Affective Contagion: Social Practices and the Problem of the Uncanny (4 of 5)

The Atmosphere of Affect…

A big influence on Thrift’s notion of affective contagion is Teresa Brennan’s The Transmission of Affect. So not surprisingly this book too becomes a target for Wetherell’s critique, particularly Brennan’s choice of words. Perhaps transmission is not the right word? It seems to imply that contagion spreads between self-contained individuals – not Brennan’s intention it must be said, as Wetherell later concedes. But the word does make us think of old communication models which to some extent present messages as locked inside the encoding/decoding minds of senders and receivers, as well as pushing them through the sealed, noiseless channels they communicate through (see Genosko’s new book on communication models to dispel such notions). However, what Brennan is really getting at in her sadly incomplete but wonderful little book is what she calls the atmosphere of affect.
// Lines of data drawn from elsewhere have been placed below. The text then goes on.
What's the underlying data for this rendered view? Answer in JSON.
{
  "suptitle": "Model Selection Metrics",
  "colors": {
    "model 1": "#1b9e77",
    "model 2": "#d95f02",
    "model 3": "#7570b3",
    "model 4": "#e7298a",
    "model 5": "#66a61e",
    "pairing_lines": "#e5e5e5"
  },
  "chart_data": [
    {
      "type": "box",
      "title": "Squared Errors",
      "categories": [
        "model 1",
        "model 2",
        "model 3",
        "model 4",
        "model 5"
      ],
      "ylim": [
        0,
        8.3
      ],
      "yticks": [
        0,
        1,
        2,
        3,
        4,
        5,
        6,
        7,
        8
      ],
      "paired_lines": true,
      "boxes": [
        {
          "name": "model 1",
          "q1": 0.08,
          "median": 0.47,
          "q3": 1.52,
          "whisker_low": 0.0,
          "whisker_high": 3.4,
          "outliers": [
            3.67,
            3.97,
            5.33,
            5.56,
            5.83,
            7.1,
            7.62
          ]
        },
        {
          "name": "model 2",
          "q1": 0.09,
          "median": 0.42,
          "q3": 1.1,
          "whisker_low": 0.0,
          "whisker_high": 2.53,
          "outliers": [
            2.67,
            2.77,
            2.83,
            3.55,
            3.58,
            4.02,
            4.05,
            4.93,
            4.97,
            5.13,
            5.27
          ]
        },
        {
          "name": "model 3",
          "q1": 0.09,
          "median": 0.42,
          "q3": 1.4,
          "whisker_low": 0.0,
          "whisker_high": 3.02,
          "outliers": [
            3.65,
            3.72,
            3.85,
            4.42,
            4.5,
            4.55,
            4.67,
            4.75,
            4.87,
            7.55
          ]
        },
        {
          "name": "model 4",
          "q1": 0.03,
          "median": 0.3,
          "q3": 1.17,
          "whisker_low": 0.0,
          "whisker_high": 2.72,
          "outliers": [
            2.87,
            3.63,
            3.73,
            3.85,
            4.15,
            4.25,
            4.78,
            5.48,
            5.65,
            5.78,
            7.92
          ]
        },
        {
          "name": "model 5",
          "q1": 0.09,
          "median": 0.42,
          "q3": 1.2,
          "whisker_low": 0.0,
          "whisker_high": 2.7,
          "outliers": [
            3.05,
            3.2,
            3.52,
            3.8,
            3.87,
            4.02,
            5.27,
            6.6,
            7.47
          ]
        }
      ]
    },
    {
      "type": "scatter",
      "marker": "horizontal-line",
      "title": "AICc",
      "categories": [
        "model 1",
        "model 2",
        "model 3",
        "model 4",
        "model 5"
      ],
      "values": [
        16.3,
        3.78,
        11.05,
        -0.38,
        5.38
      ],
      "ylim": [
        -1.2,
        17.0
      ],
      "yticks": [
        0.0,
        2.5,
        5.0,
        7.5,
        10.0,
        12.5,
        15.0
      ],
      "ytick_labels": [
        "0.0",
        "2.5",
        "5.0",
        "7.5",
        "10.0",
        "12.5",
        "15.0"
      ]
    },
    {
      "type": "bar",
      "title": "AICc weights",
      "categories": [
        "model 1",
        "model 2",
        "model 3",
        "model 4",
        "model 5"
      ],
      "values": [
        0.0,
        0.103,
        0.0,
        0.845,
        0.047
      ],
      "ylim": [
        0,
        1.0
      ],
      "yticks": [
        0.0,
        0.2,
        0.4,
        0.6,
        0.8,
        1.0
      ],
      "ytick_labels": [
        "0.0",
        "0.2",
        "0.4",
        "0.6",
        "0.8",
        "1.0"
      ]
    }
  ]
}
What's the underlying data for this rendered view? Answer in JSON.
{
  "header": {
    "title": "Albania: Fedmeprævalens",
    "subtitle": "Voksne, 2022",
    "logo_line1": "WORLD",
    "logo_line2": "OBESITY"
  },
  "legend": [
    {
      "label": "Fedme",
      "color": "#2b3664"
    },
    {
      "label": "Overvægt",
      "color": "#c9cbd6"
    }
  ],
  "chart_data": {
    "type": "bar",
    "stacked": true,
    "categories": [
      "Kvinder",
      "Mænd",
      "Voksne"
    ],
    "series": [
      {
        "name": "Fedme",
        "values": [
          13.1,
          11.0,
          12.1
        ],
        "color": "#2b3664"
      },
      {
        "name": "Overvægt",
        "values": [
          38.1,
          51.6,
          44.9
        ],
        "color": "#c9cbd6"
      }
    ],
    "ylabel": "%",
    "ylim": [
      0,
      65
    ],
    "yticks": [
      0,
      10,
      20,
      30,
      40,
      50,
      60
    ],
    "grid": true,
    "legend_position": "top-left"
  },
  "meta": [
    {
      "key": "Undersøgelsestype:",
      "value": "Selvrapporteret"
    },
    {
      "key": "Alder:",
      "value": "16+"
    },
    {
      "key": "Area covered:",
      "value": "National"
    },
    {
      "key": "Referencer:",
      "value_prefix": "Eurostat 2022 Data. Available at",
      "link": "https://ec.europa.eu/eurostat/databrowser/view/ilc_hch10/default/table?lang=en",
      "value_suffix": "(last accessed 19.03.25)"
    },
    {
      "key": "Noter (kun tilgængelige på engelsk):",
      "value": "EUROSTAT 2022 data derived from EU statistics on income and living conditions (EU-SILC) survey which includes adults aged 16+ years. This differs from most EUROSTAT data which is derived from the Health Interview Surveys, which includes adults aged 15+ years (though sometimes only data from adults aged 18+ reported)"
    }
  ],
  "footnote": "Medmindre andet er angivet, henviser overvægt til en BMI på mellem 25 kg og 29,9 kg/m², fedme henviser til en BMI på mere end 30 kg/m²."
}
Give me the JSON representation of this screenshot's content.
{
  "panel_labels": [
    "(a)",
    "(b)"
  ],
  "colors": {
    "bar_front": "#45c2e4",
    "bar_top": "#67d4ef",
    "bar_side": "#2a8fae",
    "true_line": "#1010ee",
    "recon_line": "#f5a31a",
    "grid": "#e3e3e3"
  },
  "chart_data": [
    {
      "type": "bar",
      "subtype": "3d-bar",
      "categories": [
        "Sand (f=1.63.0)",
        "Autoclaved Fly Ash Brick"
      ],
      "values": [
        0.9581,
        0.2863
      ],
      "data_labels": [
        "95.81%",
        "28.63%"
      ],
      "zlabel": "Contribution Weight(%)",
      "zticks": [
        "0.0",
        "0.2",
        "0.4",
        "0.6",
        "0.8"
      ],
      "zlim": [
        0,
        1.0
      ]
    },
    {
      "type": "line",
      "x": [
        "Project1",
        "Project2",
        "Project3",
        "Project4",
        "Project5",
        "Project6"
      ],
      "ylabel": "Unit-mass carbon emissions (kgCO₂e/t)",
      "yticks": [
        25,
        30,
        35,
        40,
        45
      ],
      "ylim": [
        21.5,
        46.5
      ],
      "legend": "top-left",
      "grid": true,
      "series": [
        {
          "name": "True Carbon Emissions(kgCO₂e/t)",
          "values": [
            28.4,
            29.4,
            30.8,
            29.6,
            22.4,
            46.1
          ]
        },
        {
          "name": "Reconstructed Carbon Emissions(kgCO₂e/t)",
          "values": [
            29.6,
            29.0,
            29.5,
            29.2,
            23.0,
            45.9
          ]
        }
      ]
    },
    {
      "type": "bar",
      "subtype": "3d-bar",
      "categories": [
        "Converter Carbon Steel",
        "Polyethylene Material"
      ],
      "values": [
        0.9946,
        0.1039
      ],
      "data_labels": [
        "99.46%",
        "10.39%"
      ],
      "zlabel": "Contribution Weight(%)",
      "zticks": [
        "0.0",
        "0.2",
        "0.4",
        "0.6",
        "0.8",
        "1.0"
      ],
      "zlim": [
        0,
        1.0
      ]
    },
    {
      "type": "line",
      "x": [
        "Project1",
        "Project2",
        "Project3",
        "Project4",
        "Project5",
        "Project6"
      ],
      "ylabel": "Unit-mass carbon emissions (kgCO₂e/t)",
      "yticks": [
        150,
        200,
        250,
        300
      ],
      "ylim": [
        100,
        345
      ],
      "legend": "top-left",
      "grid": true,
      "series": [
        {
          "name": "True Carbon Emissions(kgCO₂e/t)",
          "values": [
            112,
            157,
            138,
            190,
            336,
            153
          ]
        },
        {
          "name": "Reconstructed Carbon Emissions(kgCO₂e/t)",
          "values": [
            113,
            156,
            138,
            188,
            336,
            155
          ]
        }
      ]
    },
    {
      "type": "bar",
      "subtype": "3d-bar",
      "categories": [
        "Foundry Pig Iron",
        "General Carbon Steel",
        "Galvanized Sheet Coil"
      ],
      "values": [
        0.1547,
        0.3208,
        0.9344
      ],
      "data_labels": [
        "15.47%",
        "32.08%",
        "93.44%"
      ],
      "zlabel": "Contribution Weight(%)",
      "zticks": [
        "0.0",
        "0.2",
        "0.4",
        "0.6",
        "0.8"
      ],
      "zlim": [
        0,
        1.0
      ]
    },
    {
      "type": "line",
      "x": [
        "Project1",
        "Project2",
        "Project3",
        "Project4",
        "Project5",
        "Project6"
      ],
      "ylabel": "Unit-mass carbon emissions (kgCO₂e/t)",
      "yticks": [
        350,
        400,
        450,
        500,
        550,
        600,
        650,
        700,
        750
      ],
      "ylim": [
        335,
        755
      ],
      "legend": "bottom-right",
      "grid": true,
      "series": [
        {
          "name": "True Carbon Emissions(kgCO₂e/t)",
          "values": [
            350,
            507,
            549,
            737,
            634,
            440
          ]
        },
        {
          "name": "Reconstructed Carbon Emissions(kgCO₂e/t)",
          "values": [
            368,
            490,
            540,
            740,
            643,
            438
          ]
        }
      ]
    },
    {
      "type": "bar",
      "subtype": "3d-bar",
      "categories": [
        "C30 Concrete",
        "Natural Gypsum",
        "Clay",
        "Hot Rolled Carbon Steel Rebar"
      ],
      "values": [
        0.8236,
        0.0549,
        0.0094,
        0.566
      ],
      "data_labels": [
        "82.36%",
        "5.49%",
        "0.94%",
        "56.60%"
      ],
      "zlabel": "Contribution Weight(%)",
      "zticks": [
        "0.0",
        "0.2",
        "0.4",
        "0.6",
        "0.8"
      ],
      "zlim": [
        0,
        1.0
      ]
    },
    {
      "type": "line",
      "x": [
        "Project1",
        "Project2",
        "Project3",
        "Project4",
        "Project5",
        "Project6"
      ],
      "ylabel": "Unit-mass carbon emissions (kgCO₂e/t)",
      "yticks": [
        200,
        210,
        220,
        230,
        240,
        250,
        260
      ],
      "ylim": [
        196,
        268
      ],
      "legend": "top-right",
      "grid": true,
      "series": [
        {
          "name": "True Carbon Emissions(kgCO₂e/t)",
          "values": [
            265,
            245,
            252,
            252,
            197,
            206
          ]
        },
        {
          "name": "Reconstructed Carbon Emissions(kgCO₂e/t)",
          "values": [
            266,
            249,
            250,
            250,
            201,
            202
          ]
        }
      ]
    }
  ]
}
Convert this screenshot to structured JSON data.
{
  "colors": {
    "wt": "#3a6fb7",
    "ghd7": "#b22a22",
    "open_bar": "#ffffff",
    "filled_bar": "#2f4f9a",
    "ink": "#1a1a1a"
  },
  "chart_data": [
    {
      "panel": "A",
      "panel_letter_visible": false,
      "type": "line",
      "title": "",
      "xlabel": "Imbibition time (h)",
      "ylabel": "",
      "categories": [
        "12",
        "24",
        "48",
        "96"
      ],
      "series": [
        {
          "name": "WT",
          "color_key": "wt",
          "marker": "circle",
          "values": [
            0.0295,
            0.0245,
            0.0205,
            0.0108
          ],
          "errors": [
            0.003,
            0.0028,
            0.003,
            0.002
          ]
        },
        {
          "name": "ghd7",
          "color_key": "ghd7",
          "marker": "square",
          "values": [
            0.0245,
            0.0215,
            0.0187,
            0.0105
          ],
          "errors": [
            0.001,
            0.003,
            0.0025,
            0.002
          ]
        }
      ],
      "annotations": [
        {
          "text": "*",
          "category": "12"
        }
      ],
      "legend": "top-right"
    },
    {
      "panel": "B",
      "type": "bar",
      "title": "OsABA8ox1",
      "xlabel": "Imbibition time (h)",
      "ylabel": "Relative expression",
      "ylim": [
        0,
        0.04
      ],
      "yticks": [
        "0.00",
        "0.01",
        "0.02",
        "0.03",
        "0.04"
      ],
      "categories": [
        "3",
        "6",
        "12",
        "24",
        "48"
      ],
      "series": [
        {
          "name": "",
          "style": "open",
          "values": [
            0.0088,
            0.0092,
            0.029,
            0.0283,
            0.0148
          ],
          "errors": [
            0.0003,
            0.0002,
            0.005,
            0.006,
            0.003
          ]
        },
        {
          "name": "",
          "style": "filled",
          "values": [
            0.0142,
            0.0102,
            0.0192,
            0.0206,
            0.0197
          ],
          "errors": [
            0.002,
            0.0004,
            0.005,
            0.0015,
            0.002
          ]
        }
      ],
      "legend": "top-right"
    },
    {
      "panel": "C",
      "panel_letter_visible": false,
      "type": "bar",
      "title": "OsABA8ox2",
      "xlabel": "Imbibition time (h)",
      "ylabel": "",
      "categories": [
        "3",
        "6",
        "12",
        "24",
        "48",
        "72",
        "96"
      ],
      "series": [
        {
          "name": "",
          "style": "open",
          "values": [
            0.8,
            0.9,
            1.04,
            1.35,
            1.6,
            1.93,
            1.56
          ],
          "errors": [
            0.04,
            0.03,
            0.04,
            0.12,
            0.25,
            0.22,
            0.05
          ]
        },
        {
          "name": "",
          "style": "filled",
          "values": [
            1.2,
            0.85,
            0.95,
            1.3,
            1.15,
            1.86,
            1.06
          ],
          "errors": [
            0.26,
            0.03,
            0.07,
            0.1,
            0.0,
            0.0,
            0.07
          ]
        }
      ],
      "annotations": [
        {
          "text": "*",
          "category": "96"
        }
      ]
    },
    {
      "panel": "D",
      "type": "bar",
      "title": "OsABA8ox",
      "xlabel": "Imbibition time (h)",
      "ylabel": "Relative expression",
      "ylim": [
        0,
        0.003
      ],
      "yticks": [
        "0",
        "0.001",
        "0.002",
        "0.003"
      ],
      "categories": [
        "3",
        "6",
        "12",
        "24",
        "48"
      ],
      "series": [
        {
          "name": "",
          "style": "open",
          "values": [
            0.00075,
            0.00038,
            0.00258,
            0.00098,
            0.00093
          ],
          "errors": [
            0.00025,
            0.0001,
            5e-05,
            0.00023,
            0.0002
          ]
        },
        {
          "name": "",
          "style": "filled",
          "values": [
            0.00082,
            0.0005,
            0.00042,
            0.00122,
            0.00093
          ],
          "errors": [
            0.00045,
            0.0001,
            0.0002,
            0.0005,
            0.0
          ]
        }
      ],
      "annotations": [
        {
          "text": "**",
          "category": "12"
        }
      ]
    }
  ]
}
Brennan's The Transmission of Affect
Brennan's The Transmission of Affect

This is not a readable atmosphere as Wetherell would like it to be (p. 146). The atmosphere is not a text! Brennan considers instead senses outside of representational space, and in doing so introduces, among other spreading phenomena, the contagions of pheromones. Indeed, Brennan uses smell as an example to help us rethink the relations that connect self to other by dipping below conscious states of meaningful message sending. Similarly, and in sharp contrast to the representational viewpoint in which identity and social practice define the flow, the object, and the kind of affects a crowd display (p. 148), Tarde considered how the imitative microrelation guides the flow of the crowd. This is a neurological relation as much as it is a relation to pheromones, but it is, like Brennan’s atmosphere, all about a porous and mostly unconscious self/other relation.